Pedro no fue interrogado ante un tribunal hostil, ni siquiera ante una multitud enfurecida. El propio temor de Pedro hizo que una criada y otra fueran monstruos hostiles ante sus ojos, y se inclinó en temor ante ellas. Pedro estaba sentado fuera en el patio, y una sirvienta se le acercó y dijo: Tú también estabas con Jesús el galileo. Pero él lo negó delante de todos ellos, diciendo: No sé de qué hablas. Cuando salió al portal, lo vio otra sirvienta y dijo a los que estaban allí: Este estaba con Jesús el nazareno. Y otra vez él lo negó con juramento: ¡Yo no conozco a ese hombre! Y un poco después se acercaron los que estaban allí y dijeron a Pedro: Seguro que tú también eres uno de ellos, porque aun tu manera de hablar te descubre. Los galileos hablaban de una manera que enfatizaba la “r”; su acento era tan feo que a ningún galileo se le permitía pronunciar la bendición en un servicio en la sinagoga. Entonces él comenzó a maldecir y a jurar: ¡Yo no conozco a ese hombre! Y al instante un gallo cantó. Y Pedro se acordó de lo que Jesús había dicho: Antes que el gallo cante, me negarás tres veces. Y saliendo fuera, lloró amargamente. Invocar maldiciones sobre sí mismo, es signo de irritación y desesperación; ha perdido el control por completo. Cuando escuchamos ese tipo de lenguaje, normalmente asumimos que la persona no es un seguidor de Jesús.

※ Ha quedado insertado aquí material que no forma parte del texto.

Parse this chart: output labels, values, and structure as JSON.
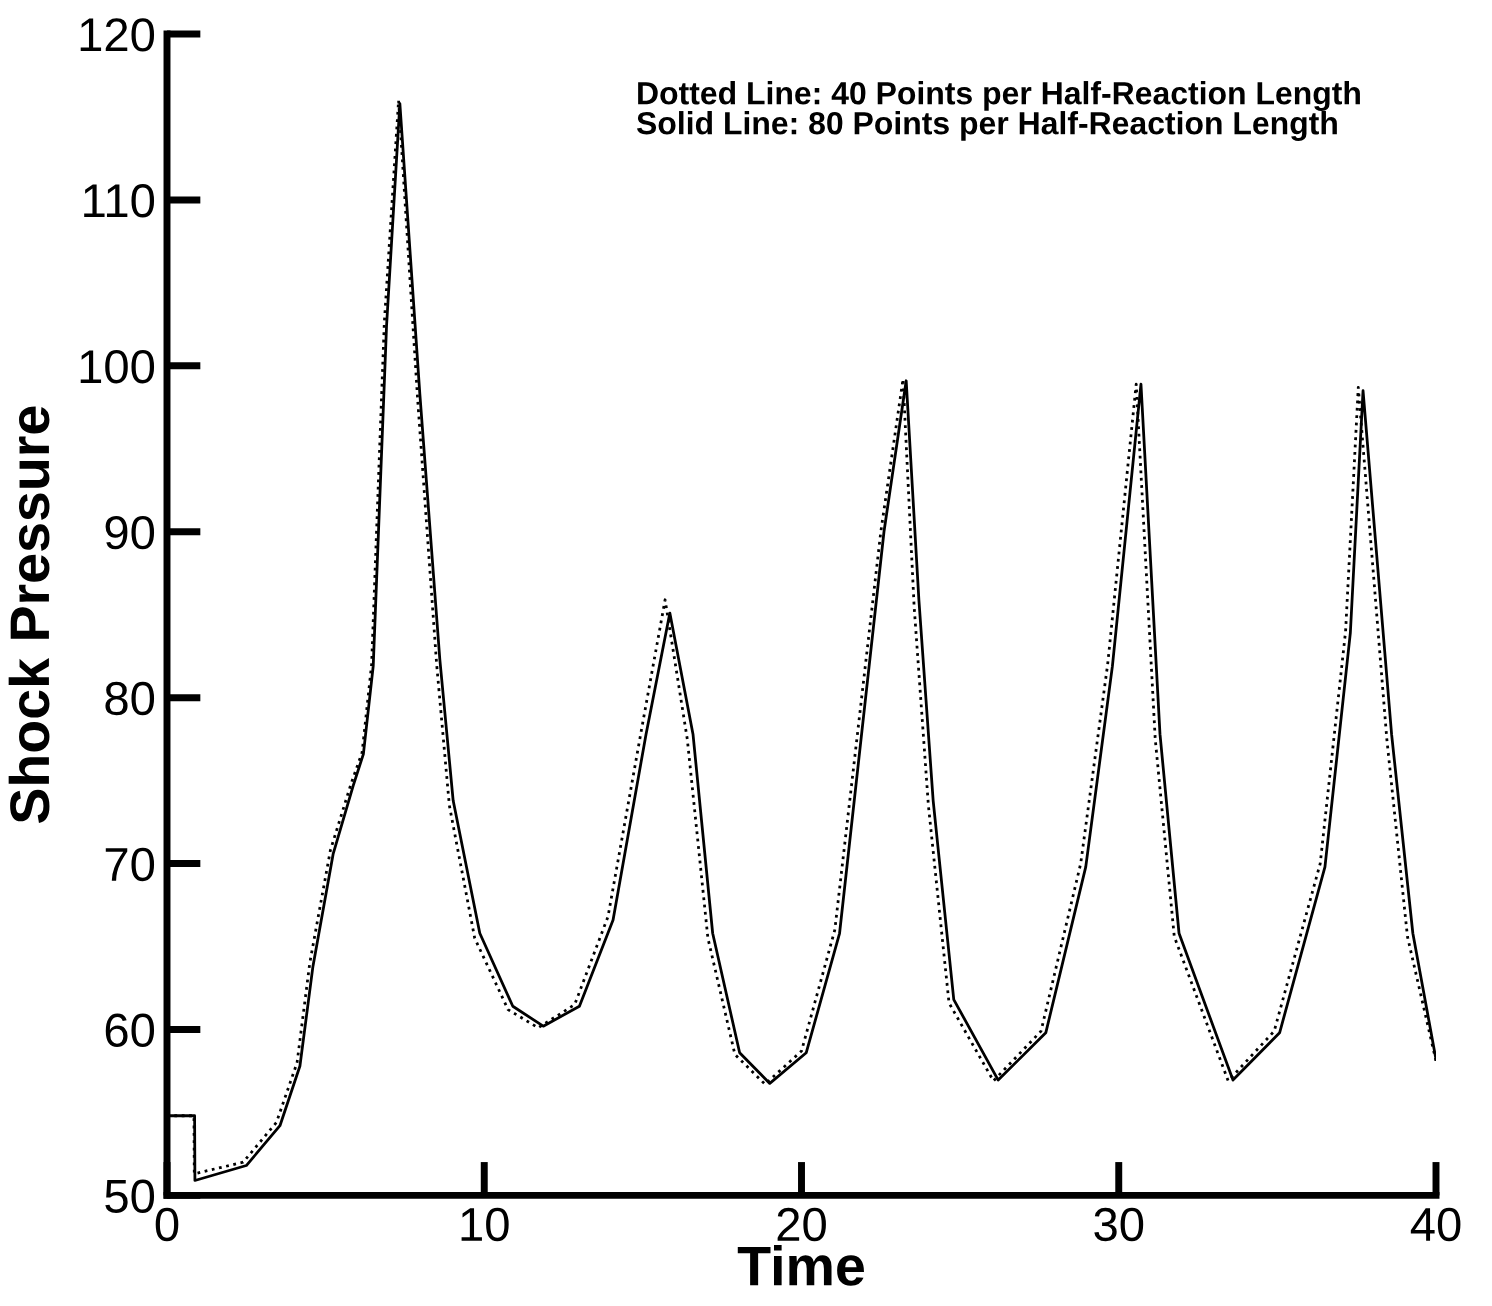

Pedro finalmente recordó y tomó en serio lo que Jesús dijo, pero en este caso lo hizo demasiado tarde. Por ahora, lo único que podía hacer era llorar amargamente. Sin embargo, Pedro sería restaurado, mostrando un contraste significativo entre Judas (mostrando apostasía) y Pedro (mostrando una recaída). La amorosa mirada de Jesús llevó a Pedro al arrepentimiento. Lucas nos dice que justo antes de que el gayo cantara, vuelto el Señor, miró a Pedro (Lucas 22:61). El don de recordar llevó a Pedro al arrepentimiento; Pedro se acordó de las palabras de Jesús. Nuestras memorias nos sirven mucho en el negocio del arrepentimiento.

Apostasía es renunciar a la verdad, como lo hizo Judas. Judas sentía pena, pero no fue una pena que guiara al arrepentimiento. La recaída es un descenso de una experiencia espiritual que una vez se disfrutó. Pedro resbaló, pero no caerá; su llanto amargo lo guiará al arrepentimiento y la restauración.

El apóstol se encontraba en el lugar equivocado, expuesto al acoso y la tentación. No había excusa para su actitud despreciable. Sin embargo, al arrepentirse reanudará su relación con el Señor a quien siempre amó y llegaría a ser el apóstol a quien el Señor concedería el privilegio de predicar el primer sermón, después de la venida del Espíritu Santo, en la fiesta de Pentecostés.

Así sucede en las relaciones humanas; familiares o de amistad, que pasan por situaciones de crisis en las que se manifiesta su fragilidad. Y así también ocurre en nuestra relación con Dios. Si ya eres un hijo de Dios, te invito remover los obstáculos que impiden una buena relación con El. Y si aun no puedes considerarte un hijo de Dios, y eres consciente de que te encuentras lejos de El, totalmente imposibilitado para salir o liberarte de esa situación, te invito a escuchar la invitación permanente de Dios para creer en Jesucristo. El quiere ser tu Salvador y tu Señor.

Pastor Carlos Umaña Comunidad Cristiana Lifehouse.